Additional costs related to Shutterfly’s acquisitions of Photoccino, Penguin Digital and This Life as well as increased investments in technology and development headcount led to the wider year-over-year loss in the quarter.
In the quarter under review, net revenue surged 28% year over year to $116.7 million, which was ahead of the Zacks Consensus Estimate of $110.0 million, induced by sturdy sales from both Consumer and Enterprise categories. Revenues also came in better than the management guidance of $107.2 - $110.0 million.
Healthy customer and transaction growth, sustained growth in enterprise revenues and better-than-expected contribution from photo-print business drove revenues in the quarter.
Behind the Headline Numbers
Revenues from the Consumers’ category were $109.8 million in the quarter, up 29.0% over the prior-year quarter buoyed by solid performances of Cards & Stationery, Photo Books and Photo Gifts product lines. Net Enterprise revenues grew 12.0% to $6.9 million in the quarter. Consumer engagement was strong during the quarter as the company recorded a double-digit increase in visits, registrations and uploads.

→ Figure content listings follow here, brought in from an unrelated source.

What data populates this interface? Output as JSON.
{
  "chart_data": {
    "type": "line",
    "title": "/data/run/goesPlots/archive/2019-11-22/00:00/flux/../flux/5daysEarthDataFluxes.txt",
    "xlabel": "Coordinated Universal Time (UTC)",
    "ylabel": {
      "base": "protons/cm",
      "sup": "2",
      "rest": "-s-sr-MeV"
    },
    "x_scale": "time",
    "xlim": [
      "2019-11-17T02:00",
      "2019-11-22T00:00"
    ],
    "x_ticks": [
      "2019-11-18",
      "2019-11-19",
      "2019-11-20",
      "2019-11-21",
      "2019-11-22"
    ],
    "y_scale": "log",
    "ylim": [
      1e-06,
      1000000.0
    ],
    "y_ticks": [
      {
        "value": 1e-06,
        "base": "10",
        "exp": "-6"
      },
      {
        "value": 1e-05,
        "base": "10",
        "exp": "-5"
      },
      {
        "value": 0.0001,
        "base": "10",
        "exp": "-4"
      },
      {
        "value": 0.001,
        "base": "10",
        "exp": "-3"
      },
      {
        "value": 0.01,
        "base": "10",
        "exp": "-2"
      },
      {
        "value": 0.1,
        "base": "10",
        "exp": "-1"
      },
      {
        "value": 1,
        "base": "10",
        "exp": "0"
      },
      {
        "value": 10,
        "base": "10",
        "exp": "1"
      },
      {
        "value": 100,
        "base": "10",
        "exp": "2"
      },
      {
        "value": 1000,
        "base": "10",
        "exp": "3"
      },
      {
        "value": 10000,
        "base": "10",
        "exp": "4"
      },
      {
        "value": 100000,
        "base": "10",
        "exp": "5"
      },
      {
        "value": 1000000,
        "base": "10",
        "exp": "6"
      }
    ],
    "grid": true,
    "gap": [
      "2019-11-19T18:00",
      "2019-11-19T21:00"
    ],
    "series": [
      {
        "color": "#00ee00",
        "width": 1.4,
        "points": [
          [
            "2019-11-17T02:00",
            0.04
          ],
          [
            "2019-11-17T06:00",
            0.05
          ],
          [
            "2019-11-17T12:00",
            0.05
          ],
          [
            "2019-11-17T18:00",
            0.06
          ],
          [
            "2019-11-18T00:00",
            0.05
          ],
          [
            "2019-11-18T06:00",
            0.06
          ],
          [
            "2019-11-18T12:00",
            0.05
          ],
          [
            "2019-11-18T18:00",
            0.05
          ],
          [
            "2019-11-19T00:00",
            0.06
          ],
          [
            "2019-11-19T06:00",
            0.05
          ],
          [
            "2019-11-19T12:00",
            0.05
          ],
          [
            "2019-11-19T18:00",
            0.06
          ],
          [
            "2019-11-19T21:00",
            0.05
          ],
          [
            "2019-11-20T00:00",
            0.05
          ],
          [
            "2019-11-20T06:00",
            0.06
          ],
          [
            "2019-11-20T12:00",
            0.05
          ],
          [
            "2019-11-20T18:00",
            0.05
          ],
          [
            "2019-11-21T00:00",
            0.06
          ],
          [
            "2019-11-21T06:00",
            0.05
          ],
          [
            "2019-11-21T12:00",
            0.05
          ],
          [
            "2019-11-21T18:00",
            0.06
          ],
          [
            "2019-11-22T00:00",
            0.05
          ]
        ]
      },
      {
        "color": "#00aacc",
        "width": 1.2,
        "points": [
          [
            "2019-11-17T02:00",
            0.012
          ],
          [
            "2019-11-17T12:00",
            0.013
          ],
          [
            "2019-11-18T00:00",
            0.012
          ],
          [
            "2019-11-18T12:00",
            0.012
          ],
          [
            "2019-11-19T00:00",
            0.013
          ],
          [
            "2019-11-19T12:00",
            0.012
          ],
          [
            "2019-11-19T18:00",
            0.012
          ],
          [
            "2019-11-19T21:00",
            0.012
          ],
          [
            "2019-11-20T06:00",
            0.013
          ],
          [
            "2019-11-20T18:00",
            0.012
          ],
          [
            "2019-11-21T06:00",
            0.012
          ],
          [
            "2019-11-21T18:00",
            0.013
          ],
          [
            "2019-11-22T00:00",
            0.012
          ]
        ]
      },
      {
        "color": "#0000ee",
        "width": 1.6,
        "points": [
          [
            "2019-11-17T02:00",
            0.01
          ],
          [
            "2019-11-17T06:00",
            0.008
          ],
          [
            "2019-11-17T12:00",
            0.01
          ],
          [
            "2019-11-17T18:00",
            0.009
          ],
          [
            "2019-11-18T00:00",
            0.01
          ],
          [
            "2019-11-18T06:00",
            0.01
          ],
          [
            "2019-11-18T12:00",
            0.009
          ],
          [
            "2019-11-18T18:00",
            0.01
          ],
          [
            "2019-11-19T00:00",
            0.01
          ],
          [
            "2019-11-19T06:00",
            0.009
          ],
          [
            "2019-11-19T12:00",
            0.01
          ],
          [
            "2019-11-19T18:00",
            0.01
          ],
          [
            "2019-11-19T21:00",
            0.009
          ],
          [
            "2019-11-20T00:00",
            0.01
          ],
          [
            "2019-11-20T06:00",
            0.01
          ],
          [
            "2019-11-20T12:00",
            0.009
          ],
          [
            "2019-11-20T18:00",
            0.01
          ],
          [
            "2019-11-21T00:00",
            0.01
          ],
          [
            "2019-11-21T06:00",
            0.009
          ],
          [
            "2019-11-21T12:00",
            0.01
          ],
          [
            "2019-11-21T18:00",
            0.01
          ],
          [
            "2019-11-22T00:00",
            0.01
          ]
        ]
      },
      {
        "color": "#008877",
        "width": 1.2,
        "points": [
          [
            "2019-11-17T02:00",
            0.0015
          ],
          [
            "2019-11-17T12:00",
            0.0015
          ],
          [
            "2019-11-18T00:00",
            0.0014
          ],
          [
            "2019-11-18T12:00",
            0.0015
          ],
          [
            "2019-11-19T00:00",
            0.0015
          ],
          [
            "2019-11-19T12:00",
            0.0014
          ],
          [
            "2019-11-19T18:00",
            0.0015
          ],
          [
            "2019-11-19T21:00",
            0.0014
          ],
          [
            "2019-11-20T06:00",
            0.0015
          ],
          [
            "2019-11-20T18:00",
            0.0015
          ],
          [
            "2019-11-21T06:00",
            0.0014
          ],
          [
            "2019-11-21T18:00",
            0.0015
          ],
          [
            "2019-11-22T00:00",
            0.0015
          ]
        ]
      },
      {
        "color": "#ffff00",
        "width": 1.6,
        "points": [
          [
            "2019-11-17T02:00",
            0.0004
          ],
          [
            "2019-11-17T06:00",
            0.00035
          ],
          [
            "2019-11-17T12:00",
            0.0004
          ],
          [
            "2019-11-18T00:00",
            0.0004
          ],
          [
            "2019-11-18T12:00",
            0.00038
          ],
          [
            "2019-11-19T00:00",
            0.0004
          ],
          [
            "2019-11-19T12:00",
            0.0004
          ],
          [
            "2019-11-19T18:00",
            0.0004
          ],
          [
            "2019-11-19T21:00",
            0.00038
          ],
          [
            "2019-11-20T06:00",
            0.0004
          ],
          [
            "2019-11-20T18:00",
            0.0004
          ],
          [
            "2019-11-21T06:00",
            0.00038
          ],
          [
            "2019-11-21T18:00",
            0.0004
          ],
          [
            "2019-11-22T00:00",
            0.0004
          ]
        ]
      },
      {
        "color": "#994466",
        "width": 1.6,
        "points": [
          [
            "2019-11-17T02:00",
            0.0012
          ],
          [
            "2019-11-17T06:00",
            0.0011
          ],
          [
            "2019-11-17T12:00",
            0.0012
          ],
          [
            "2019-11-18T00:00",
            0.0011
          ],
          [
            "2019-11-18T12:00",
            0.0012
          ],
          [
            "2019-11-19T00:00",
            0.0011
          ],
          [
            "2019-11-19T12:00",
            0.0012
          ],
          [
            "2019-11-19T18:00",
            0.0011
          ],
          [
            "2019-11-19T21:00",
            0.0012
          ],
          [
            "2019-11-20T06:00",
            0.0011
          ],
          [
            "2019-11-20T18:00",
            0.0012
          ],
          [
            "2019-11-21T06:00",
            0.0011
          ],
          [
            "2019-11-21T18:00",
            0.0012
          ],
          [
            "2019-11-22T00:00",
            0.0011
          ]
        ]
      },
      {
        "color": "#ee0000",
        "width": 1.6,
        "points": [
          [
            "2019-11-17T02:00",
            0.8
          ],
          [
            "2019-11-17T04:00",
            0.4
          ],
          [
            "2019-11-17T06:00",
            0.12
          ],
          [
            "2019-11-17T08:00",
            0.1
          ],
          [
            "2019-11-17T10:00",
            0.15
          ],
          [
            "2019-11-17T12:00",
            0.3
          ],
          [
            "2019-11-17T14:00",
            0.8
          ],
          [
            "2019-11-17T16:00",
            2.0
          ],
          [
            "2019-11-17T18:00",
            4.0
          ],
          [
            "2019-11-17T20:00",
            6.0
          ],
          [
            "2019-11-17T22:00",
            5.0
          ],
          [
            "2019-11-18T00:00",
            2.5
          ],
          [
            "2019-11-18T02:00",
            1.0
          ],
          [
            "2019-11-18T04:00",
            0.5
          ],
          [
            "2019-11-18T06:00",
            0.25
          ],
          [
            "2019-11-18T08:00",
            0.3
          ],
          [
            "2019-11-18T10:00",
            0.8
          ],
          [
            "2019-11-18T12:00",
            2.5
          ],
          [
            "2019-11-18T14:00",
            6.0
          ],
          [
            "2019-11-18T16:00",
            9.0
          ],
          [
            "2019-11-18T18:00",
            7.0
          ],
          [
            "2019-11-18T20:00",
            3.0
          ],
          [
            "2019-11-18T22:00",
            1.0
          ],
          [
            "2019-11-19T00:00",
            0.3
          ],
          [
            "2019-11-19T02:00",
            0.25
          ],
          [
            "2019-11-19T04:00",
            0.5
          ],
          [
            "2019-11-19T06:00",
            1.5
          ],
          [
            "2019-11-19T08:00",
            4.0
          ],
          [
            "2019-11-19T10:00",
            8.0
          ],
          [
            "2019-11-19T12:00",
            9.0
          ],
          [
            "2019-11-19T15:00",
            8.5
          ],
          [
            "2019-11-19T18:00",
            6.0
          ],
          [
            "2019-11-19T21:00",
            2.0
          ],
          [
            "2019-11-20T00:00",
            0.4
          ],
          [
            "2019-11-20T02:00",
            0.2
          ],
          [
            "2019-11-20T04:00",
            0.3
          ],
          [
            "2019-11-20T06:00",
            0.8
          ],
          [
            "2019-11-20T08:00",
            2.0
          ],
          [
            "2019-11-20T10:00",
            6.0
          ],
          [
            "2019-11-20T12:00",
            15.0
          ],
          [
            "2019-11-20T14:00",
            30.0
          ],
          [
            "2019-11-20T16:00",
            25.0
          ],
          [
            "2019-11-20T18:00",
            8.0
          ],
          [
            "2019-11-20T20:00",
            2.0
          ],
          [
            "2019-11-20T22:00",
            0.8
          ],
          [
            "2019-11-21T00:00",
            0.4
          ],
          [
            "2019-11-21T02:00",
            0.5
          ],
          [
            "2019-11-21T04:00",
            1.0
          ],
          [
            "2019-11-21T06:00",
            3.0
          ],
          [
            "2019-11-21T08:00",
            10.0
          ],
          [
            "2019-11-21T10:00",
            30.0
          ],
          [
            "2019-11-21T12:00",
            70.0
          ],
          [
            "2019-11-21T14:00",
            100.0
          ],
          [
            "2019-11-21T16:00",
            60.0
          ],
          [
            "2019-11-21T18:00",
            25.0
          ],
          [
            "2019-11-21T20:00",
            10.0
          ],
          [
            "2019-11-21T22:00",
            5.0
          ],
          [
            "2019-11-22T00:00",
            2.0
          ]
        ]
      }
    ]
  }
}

In the quarter, the total number of customers was 2.2 million, reflecting an increase of 20.0% from the prior-year quarter. Total orders generated were 3.4 million, up 20% year over year. Average order value was $32.13, up 7% year over year. Several promotional and pricing strategies implemented in the fourth quarter of 2012 continued to help average order value.
Adjusted gross profit margin expanded 300 basis points from the prior-year quarter to 50.0%, mainly due to higher unit volumes, favorable product mix, higher average selling prices, several efficiency initiatives and a somewhat lower mix of lower-margin enterprise revenues.

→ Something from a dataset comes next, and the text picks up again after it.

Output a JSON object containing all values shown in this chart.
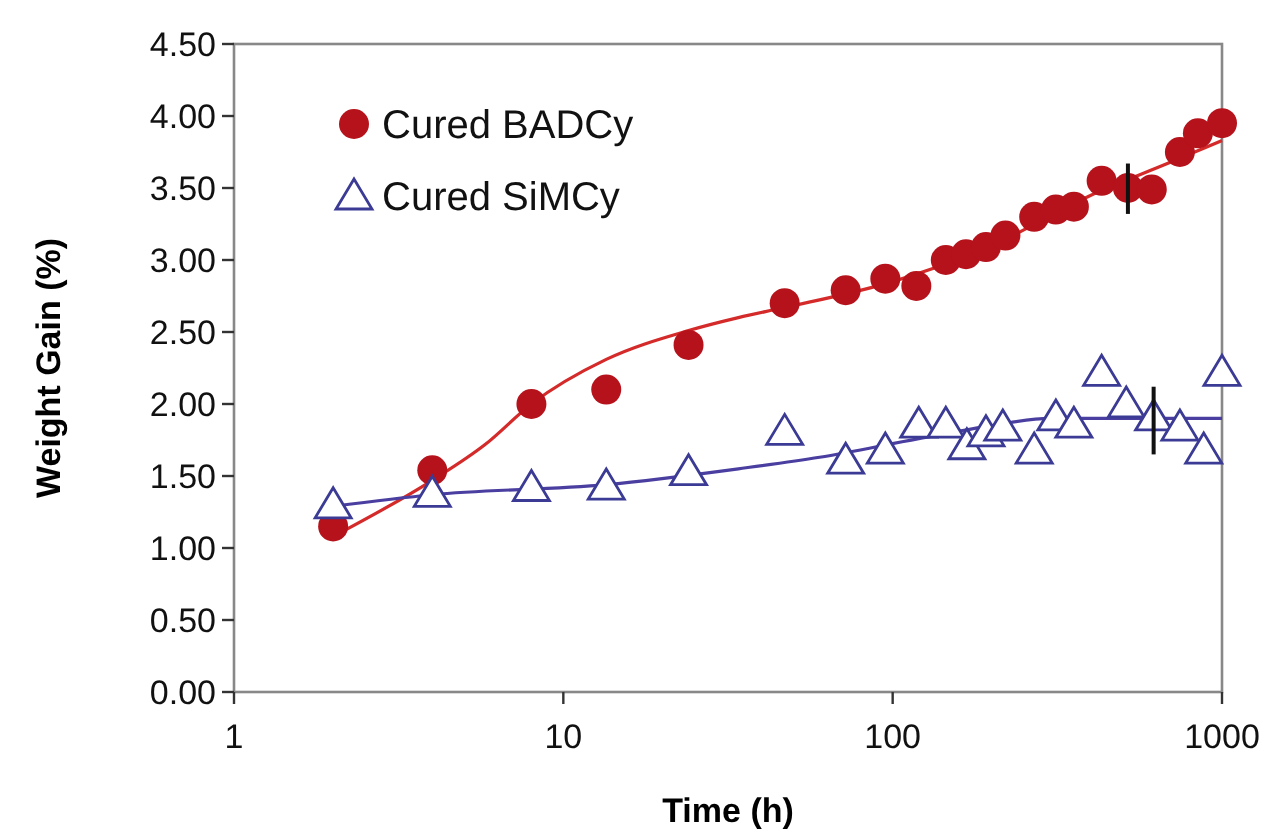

Shutterfly acquired one of the major players in the photo book industry MyPublisher in the first quarter to integrate the latter’s photo book technology and highly specialized manufacturing capabilities with its business.
Second Quarter Guidance
For the second quarter of 2013, Shutterfly expects net revenue in the range of $118.0 - $121.2 million. The company expects to incur a loss of 58 cents - 55 cents per share in the upcoming quarter.

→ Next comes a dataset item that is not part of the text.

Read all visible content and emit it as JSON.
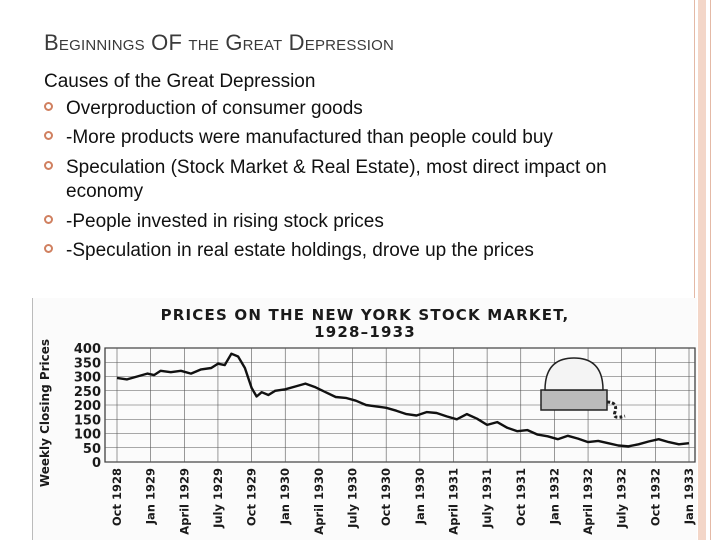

For fiscal 2013, Shutterfly raised its expectation for net revenue to a range of $766.0—$771.0 million from prior expectations of $739.7—$746.0 million. On reported basis, earnings are estimated to be between 20 cents - 30 cents per share (down from 38 cents - 51 cents per share guided earlier).
Shutterfly continued its winning momentum even in the first quarter of 2013, beating estimates for seven consecutive quarters by significant margins. For the past few quarters, Shutterfly remains a solid growth vehicle. The increased revenue guidance reflects the company’s strong fundamentals.
Apart from focusing on its core business, the company has been very active on the acquisition front. Shutterfly recently clinched deals to takeover MyPublisher, Eastman Kodak, FujiFilm, Penguin Digital, Photoccino and ThisLife, which will likely prove beneficial for the company over the long term. Shutterfly currently holds a Zacks Rank #1 (Strong Buy).